Scientific research of this patient was approved by the Ethical Committee of the Hokkaido Asahikawa Habilitation Center for Disabled Children (permission number 29-7). After written informed consent was obtained from her parents, genetic analysis was performed by the Initiative on Rare and Undiagnosed Diseases (pediatrics), the nationwide consortium by the Japan Agency for Medical Research and Development. Using mutational screening by next-generation and direct Sanger sequencing, we identified a novel de novo heterozygous mutation: c.3603_3606 deletion (p.R1201fs) in exon 17 of KAT6B (Fig. 1,1). This mutation is currently not listed in public databases, such as Exome Variant Server (http://evs.gs.washington.edu/EVS/) and Human Genetic Variation Browser (http://www.genome.med.kyoto-u.ac.jp/SnpDB/).

The mutation in our case, which is located 4 codons upstream of a previously reported region8 at an Asp/Glu-rich acidic domain (Fig. 2), is hypothesized to be disease-causing.
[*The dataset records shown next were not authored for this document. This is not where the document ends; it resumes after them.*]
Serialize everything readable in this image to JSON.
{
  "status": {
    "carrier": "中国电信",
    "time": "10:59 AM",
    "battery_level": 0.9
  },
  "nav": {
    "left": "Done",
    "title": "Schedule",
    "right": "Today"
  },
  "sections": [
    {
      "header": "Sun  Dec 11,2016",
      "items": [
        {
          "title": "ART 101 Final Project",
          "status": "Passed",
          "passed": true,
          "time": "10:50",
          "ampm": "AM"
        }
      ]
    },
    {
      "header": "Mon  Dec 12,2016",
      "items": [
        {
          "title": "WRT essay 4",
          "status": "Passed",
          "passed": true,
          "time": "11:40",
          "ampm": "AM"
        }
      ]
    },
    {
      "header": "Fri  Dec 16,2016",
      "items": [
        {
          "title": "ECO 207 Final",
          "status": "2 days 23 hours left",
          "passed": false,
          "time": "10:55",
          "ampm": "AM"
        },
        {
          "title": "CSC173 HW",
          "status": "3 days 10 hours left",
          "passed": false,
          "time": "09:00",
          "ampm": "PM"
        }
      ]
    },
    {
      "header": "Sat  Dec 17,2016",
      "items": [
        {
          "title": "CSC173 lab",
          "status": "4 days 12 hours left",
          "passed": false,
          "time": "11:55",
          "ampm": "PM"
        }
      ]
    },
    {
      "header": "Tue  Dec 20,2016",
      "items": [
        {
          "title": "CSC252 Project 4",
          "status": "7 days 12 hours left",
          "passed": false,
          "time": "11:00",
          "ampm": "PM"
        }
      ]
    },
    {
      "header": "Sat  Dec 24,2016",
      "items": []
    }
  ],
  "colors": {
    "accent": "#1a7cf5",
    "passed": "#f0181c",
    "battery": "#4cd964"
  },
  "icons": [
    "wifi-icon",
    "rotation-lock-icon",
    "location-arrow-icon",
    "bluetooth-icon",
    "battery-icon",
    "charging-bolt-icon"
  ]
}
This result was confirmed in silico. The GPS alleles are predicted to cause truncation mutations of KAT6B at a location before the serine-rich and methionine-rich transcriptional activation domains, which regulate the acetylation of the histone tetrameric complex1,3,5,8,9. These domains interact directly with the runt domain transcription factor Runx2, which is responsible for cleidocranial dysplasia. However, the effect of this interaction is unclear, potentially explaining the unique features of GPS. Campeau et al.1 hypothesized that the gain-of-function KAT6B mutations, caused by an altered binding affinity or dysregulated interaction with partners of KAT6B, might cause the specific symptoms of GPS, whereas loss-of-function mutations are related to its common features.
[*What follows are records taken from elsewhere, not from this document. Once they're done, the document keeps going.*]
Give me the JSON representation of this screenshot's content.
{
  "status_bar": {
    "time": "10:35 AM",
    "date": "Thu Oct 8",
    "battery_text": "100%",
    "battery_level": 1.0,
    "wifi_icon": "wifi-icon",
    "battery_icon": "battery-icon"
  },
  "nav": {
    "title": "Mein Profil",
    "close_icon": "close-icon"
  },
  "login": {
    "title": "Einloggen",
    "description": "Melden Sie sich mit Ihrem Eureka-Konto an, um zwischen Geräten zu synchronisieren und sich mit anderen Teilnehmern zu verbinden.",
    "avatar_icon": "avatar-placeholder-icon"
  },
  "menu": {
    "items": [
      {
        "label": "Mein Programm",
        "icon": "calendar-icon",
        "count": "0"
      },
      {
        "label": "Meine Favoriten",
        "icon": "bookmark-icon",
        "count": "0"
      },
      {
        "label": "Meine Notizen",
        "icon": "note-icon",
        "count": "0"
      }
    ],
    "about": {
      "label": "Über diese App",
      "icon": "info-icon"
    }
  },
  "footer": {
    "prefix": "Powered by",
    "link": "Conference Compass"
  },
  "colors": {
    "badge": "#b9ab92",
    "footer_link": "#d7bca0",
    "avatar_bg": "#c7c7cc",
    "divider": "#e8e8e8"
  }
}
Fig. 2: Schematic of KAT6B.
figure 2

Schematic of the KAT6B protein, gene and phenotype. A clumped distribution of typical genitopatellar syndrome at the Asp/Glu-rich acidic domain is obvious. The mutation in our patient (indicated by a red arrow) is located in a region neighboring the reported GPS region. The terminal region is mainly involved in the interaction of SBBYSS with Runx1 and Runx2

The oldest patient with GPS is a 25-year-old female without renal or cardiac anomalies9, making our patient the second oldest. Cormier-Daire et al.2 reported three patients who died during the first years of life owing to respiratory distress or sudden death. The long-term prognosis remains unclear and might depend on fetal complications of respiratory or congenital heart disease and kidney dysfunction. In our patient, the laryngomalacia was overcome, but renal impairment was gradually aggravated.

Penttinen et al.10 presented a 14-year-old girl without puberty. In our case, blood tests did not indicate hypergonadotrophic hypogonadism or pituitary-adrenal axis dysfunction. Although secondary sexual characteristics were not yet present, the secretion of reproductive hormones were constantly increasing, suggesting that the patient might be in a state of puberty onset.
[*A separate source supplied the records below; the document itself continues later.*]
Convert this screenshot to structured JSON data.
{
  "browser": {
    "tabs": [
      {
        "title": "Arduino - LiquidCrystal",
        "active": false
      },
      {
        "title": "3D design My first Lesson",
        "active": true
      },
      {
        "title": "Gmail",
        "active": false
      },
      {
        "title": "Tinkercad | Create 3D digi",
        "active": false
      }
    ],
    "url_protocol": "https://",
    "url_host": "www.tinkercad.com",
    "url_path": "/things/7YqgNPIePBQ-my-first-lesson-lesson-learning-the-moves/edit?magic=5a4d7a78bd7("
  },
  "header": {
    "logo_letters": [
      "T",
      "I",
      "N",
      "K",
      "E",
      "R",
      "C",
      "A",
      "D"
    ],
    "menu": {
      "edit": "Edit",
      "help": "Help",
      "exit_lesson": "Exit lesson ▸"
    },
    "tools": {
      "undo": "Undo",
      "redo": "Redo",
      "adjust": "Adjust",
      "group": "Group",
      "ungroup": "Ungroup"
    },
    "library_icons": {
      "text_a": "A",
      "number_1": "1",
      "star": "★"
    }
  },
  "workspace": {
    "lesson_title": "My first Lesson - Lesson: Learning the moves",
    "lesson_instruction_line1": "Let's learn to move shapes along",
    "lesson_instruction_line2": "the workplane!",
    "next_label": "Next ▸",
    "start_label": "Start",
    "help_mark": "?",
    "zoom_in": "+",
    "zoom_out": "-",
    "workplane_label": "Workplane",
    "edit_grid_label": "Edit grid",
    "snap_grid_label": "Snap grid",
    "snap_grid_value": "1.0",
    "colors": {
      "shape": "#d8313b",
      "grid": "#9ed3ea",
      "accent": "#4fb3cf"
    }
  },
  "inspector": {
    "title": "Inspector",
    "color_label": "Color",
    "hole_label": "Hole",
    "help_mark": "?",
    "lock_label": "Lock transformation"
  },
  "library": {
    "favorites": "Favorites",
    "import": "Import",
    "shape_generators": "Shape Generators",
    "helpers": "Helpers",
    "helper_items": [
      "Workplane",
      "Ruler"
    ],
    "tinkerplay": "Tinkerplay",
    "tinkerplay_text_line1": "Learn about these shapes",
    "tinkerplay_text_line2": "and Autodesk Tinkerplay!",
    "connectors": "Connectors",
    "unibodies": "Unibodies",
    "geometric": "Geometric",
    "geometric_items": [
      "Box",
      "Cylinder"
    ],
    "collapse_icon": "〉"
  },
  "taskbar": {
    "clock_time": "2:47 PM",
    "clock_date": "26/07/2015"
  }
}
In conclusion, we identified a novel truncating mutation of KAT6B in a female Japanese patient manifesting typical GPS features. The limitation of this report is that the cause-effect relationship is not well established. Further studies, such as functional analysis, may contribute to the identification of the mechanism underlying the distinct clinical manifestations and genotype-phenotype correlation of KAT6B-related disorders. Only 20 typical GPS cases have been reported to date; thus, the accumulation of more cases is expected to further our understanding of the mechanism.